Georges Claude was born. Claude was a French engineer and inventor who invented neon lighting. Large amounts of neon gas were produced as a by-product of the process he developed to extract other gases from the air, and Claude discovered that passing an electric current through the neon in a closed tube created a bright red light. Other colors are created by using other gases, but the term “neon lighting” is generally applied to all such lights. The documentary Neon looks at the first century of neon signs.

September 22, 1930

Joni James was born. James was one of the last big pop singers of the pre-rock era. She was a regular on early 1950s pop charts with such songs as “Have You Heard?,” “Why Don’t You Believe Me?,” and “You Are My Love.” She retired in the early 1960s because of family medical issues, but began touring again in the 1990s, and released a new album in 2010. The Very Best of Joni James offers a thorough overview of her work.

September 22, 1940

Anna Karina was born. Karina was an actress who appeared in several films by New Wave director Jean-Luc Godard in the 1960s, including Vivre sa vie (My Life to Live) and Alphaville. Born Hanne Beyer, she chose her professional name while working as a model for Coco Chanel; the name was meant to evoke images of Anna Karenina.

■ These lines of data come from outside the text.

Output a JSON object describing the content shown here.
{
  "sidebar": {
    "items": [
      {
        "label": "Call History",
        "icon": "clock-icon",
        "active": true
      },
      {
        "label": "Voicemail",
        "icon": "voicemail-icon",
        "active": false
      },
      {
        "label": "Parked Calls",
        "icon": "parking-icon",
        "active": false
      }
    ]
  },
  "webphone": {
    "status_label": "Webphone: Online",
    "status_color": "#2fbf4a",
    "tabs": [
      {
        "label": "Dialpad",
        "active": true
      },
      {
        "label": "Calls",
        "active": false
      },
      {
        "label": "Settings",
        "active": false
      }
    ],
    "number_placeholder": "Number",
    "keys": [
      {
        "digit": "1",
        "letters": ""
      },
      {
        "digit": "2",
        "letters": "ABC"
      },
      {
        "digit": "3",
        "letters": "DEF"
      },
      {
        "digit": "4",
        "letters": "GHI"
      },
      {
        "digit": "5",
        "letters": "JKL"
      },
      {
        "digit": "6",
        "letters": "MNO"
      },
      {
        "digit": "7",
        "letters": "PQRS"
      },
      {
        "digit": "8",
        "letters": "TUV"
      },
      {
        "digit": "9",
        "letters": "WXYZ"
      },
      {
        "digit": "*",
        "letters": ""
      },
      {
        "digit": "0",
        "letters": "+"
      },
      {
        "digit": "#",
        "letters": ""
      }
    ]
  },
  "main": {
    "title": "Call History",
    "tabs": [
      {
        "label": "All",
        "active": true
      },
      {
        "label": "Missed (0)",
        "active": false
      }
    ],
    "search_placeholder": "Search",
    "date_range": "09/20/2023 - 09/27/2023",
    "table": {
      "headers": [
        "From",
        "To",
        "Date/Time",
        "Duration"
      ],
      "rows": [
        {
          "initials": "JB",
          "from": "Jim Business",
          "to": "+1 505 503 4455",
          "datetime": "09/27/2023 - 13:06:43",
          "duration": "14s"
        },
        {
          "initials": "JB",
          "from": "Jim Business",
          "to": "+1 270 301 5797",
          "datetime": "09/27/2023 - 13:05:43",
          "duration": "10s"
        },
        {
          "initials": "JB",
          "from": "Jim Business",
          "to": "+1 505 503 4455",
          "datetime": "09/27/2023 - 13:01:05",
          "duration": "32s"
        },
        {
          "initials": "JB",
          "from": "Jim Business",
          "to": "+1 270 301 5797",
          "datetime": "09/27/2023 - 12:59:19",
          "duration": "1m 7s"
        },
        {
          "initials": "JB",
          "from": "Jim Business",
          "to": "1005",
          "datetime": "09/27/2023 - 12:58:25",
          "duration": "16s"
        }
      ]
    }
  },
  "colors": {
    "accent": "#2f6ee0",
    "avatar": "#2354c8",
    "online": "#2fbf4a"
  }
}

Later in life, Karina worked in other aspects of the arts, directing films of her own, recording several albums, and writing novels.

September 21, 1945

Kay Ryan was born. Ryan served as the United States Poet Laureate from 2008 to 2010, and received a MacArthur Foundation “genius grant” Fellowship in 2011. Her poems are generally short and introspective, and she is praised for her sly wit and sense of humor. Ryan received the 2011 Pulitzer Prize for Poetry for her career retrospective The Best of It: New and Selected Poems.